In December 2000, the government announced that the state-controlled RTR network would be restructured and partially privatized. Initial Press Ministry indications were that ownership of broadcast facilities would be separated from that of production studios, although the state will maintain majority control of both. The Press Ministry also announced its intention to introduce licensing requirements for magazines and newspapers beginning in 2001. Such licenses would be issued (and, of course, withdrawn) by the Press Ministry itself, providing a powerful lever of central control over print media around the country.

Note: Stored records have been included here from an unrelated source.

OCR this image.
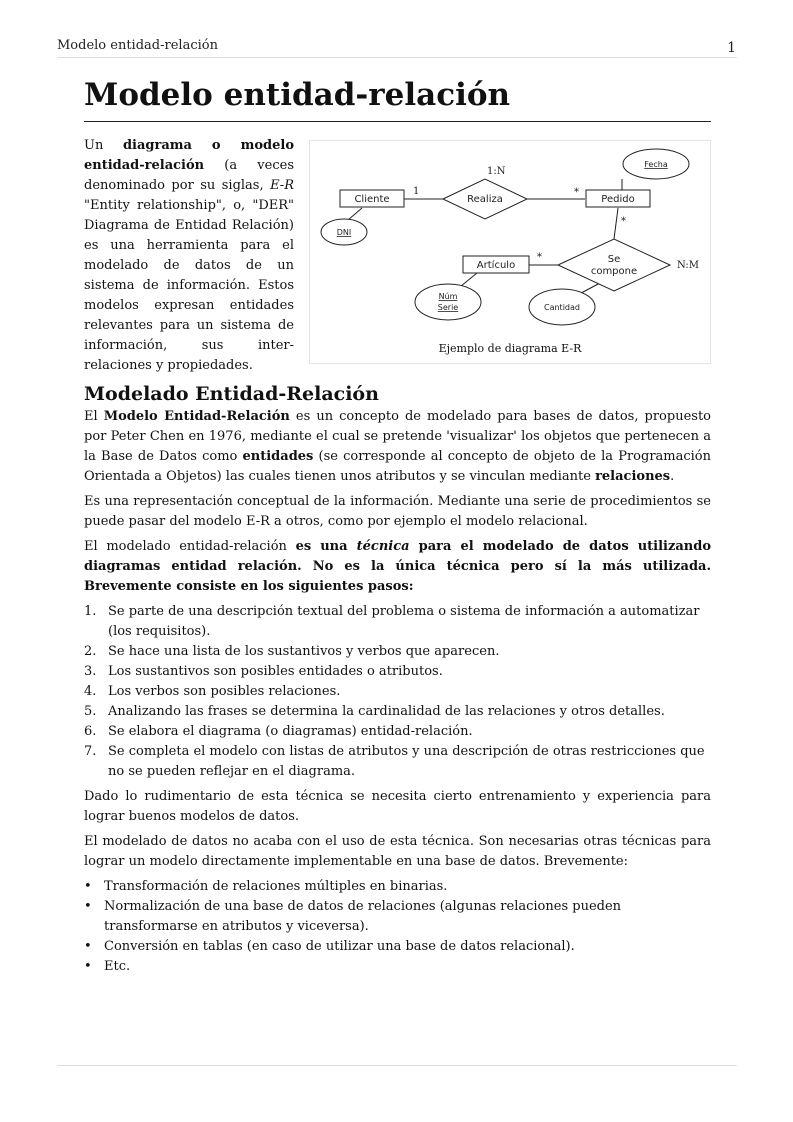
Modelo entidad-relación	1
Modelo entidad-relación
Un diagrama o modelo entidad-relación (a veces denominado por su siglas, E-R "Entity relationship", o, "DER" Diagrama de Entidad Relación) es una herramienta para el modelado de datos de un sistema de información. Estos modelos expresan entidades relevantes para un sistema de información, sus inter-relaciones y propiedades.
Cliente	Pedido
Artículo
Realiza
Se
compone
DNI
Fecha
Núm
Serie	Cantidad
1:N
1	*
*
*
N:M
Ejemplo de diagrama E-R
Modelado Entidad-Relación

El Modelo Entidad-Relación es un concepto de modelado para bases de datos, propuesto por Peter Chen en 1976, mediante el cual se pretende 'visualizar' los objetos que pertenecen a la Base de Datos como entidades (se corresponde al concepto de objeto de la Programación Orientada a Objetos) las cuales tienen unos atributos y se vinculan mediante relaciones.

Es una representación conceptual de la información. Mediante una serie de procedimientos se puede pasar del modelo E-R a otros, como por ejemplo el modelo relacional.

El modelado entidad-relación es una técnica para el modelado de datos utilizando diagramas entidad relación. No es la única técnica pero sí la más utilizada. Brevemente consiste en los siguientes pasos:

1. Se parte de una descripción textual del problema o sistema de información a automatizar (los requisitos).
2. Se hace una lista de los sustantivos y verbos que aparecen.
3. Los sustantivos son posibles entidades o atributos.
4. Los verbos son posibles relaciones.
5. Analizando las frases se determina la cardinalidad de las relaciones y otros detalles.
6. Se elabora el diagrama (o diagramas) entidad-relación.
7. Se completa el modelo con listas de atributos y una descripción de otras restricciones que no se pueden reflejar en el diagrama.

Dado lo rudimentario de esta técnica se necesita cierto entrenamiento y experiencia para lograr buenos modelos de datos.

El modelado de datos no acaba con el uso de esta técnica. Son necesarias otras técnicas para lograr un modelo directamente implementable en una base de datos. Brevemente:

• Transformación de relaciones múltiples en binarias.
• Normalización de una base de datos de relaciones (algunas relaciones pueden transformarse en atributos y viceversa).
• Conversión en tablas (en caso de utilizar una base de datos relacional).
• Etc.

The fate of the national television channels ORT and NTV should also be decided in the course of 2001. In February 2001, Berezovsky sold his 49 percent stake in ORT to the Kremlin’s new favorite oligarch, Roman Abramovich, who immediately announced that he would allow the Kremlin to name all 11 members of the ORT board. Immediately, the Kremlin announced it would appoint Lesin, Putin’s chief of staff Vladislav Surkov, and three other senior officials to the board. In short, ORT has now joined RTR as a wholly state-controlled television network.

NTV, which currently is still part of Gusinsky’s Media-Most conglomerate, will also see new ownership in 2001, although it is far from clear how that story will end. In December 2000, it was announced that Gusinsky was negotiating to sell his shares to American television magnate Ted Turner (who was acting in his private capacity, not as vice chairman of AOL-Time Warner). But the Kremlin and Gazprom, a massive state-controlled conglomerate that also has a large stake in Media-Most, seemed to be doing their best to sabotage that deal and scare off any other foreign investors.

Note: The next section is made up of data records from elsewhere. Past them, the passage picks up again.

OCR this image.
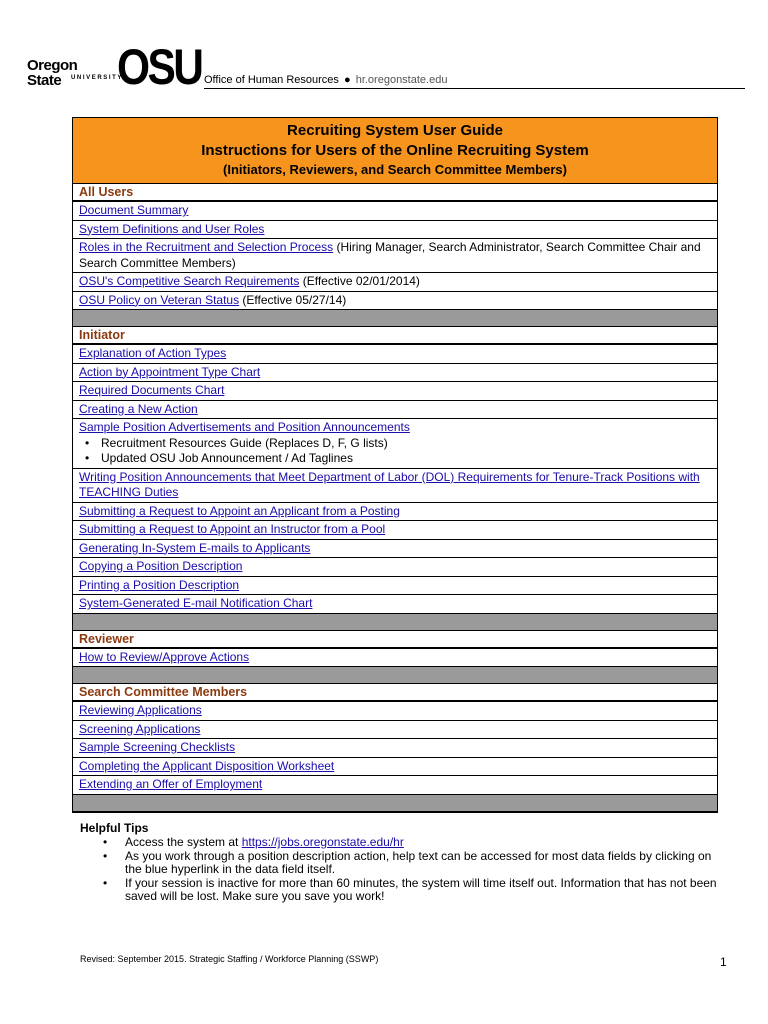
Oregon State	UNIVERSITY
OSU Office of Human Resources ● hr.oregonstate.edu
Recruiting System User Guide
Instructions for Users of the Online Recruiting System
(Initiators, Reviewers, and Search Committee Members)
All Users
Document Summary
System Definitions and User Roles
Roles in the Recruitment and Selection Process (Hiring Manager, Search Administrator, Search Committee Chair and Search Committee Members)
OSU's Competitive Search Requirements (Effective 02/01/2014)
OSU Policy on Veteran Status (Effective 05/27/14)
Initiator
Explanation of Action Types
Action by Appointment Type Chart
Required Documents Chart
Creating a New Action
Sample Position Advertisements and Position Announcements
• Recruitment Resources Guide (Replaces D, F, G lists)
• Updated OSU Job Announcement / Ad Taglines
Writing Position Announcements that Meet Department of Labor (DOL) Requirements for Tenure-Track Positions with TEACHING Duties
Submitting a Request to Appoint an Applicant from a Posting
Submitting a Request to Appoint an Instructor from a Pool
Generating In-System E-mails to Applicants
Copying a Position Description
Printing a Position Description
System-Generated E-mail Notification Chart
Reviewer
How to Review/Approve Actions
Search Committee Members
Reviewing Applications
Screening Applications
Sample Screening Checklists
Completing the Applicant Disposition Worksheet
Extending an Offer of Employment
Helpful Tips
• Access the system at https://jobs.oregonstate.edu/hr
• As you work through a position description action, help text can be accessed for most data fields by clicking on the blue hyperlink in the data field itself.
• If your session is inactive for more than 60 minutes, the system will time itself out. Information that has not been saved will be lost. Make sure you save you work!
Revised: September 2015. Strategic Staffing / Workforce Planning (SSWP)	1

Putin’s Information Security Doctrine explicitly states that foreign countries threaten Russian society by strengthening their own media presence in Russia and by “taking control over” domestic media. Some analysts believe Media-Most will most likely end up in the hands of Gazprom, with the possible involvement of Video International, an advertising firm that was founded by Lesin and maintains close ties to him. In early February, 2001, meanwhile, Berezovsky complicated matters even more by offering to loan his longtime rival Gusinsky up to US$50 million to help keep Media-Most out of Gazprom’s clutches.

Observers also expect Putin’s seven regional representatives to participate actively in the restructuring of RTR in their regions and to continue launching newspapers and news agencies controlled by their offices. In northwest Russia, for example, Presidential Representative Viktor Cherkesov has been setting up a regional television station that will, in Cherkesov’s words, provide only “government-approved coverage.” In an interview in December, journalist Pavel Sheremet, special projects director at ORT, summarized the media’s gloomy prospects: “Today, the state dominates the information sphere. In my opinion, this is a dangerous tendency because the very concepts of ‘state’ and ‘society’ are becoming interwoven in people’s minds….The interests of the individual have been subordinated to those of the state; the people work for the state and not vice-versa.”

Throughout 2000, Putin expanded Kremlin control over political, economic, and social life in Russia. Media manipulation helped Putin to power, and has helped him crush political challenges since he became president of all the Russias. The former KGB colonel is not likely to relinquish this effective instrument voluntarily.

Robert Coalson is the opinion page editor of The Moscow Times.